By measuring how much the light from a distant star dims when a planet passed in front of it, the device could be used to determine the diameter of the planet

The research was done by a UH Institute for Astronomy team led by astronomer John Johnson. He worked with astronomer Joshua Winn of MIT, MIT graduate student Joshua Carter, and Georgia Institute of Technology student Nicole Cabrera.

The camera, designed by Institute astronomer John Tonry, is amusingly named OPTIC, for Orthogonal Parallel Transfer Imaging Camera. The camera is a digital model similar to your home digital, but stupendously more powerful.

Not long ago, astronomers had no way to detect or measure the existence of planets around stars other than our Sun.

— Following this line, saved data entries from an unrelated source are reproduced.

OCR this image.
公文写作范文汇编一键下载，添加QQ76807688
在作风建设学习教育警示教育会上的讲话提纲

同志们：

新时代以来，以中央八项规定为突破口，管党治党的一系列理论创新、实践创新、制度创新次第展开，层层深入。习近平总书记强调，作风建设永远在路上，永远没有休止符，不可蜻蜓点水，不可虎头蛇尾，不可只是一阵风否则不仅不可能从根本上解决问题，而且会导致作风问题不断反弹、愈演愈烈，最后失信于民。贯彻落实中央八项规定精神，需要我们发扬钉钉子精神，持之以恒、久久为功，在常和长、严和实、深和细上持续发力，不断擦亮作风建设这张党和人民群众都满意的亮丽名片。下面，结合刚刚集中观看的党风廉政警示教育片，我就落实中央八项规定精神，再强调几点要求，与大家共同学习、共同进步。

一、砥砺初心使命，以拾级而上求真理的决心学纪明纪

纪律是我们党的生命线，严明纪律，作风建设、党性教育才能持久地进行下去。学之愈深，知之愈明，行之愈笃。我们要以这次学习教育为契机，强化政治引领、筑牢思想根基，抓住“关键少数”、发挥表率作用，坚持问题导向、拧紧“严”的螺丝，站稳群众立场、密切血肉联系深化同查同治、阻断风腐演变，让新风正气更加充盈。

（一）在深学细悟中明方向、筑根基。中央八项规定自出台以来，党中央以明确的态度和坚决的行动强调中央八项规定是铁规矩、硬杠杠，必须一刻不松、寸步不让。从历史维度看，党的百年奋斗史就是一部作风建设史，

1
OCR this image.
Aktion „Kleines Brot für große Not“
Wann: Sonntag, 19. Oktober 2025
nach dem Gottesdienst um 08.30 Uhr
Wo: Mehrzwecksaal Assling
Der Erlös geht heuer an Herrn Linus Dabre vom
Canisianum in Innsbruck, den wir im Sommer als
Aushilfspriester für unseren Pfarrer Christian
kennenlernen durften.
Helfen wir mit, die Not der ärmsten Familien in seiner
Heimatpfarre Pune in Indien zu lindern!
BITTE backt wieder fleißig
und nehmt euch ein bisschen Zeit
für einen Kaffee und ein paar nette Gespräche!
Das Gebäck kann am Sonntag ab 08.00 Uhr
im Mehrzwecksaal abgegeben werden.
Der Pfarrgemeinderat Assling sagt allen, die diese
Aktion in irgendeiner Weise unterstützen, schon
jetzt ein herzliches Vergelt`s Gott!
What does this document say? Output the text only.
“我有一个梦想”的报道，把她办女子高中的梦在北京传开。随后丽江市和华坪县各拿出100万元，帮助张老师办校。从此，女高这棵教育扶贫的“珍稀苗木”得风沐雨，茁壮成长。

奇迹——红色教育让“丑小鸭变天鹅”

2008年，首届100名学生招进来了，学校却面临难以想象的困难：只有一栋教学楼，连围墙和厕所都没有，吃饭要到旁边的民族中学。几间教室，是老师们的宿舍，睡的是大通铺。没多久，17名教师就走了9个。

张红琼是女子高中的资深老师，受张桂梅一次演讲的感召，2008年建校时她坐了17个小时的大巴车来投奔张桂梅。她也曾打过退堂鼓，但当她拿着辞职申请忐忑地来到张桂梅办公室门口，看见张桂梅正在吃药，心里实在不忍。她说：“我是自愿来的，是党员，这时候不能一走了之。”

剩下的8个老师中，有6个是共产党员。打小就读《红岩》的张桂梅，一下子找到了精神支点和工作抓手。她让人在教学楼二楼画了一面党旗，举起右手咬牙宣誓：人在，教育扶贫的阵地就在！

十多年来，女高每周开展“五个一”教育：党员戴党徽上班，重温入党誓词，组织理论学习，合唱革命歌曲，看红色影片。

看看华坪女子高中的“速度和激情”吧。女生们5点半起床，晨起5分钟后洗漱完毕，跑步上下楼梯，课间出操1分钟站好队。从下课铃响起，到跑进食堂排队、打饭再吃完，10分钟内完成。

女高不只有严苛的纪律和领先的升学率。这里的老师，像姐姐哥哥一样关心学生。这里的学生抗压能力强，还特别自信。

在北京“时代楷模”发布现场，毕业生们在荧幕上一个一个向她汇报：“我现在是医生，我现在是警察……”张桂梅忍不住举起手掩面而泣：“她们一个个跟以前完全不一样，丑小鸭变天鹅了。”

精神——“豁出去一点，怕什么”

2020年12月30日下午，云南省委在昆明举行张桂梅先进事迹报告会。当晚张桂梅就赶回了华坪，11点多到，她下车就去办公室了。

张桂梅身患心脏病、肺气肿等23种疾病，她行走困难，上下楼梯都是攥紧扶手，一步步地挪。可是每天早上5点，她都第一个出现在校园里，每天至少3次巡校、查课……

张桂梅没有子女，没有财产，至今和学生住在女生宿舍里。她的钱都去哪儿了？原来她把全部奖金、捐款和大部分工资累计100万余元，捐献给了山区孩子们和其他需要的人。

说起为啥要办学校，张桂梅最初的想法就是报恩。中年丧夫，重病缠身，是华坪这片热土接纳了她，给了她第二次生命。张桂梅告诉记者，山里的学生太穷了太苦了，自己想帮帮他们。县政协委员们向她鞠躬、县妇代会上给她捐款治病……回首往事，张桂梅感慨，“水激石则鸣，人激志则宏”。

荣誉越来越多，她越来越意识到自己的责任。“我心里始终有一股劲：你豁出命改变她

More recently, they've been unable to detect anything but the most massive planets around distant stars.

For measuring stars the size of our Earth, OPTIC can't quite do that, but it hints at the possibility.

"This new detector design is really going to change the way we study planets. It's the killer app for planet transits," Winn said.

For now, the research team announced it was able to use OPTIC to measure a Jupiter-sized planet around WASP-10. Using other techniques, the mass of the planet, itself known as WASP-10b, had been calculated. When OPTIC measured its diameter, astronomers were able to calculate its density.
In the world of astronomy, this is real sexy stuff. A paper on the discovery is to be printed in the journal Astrophysical Journal Letters.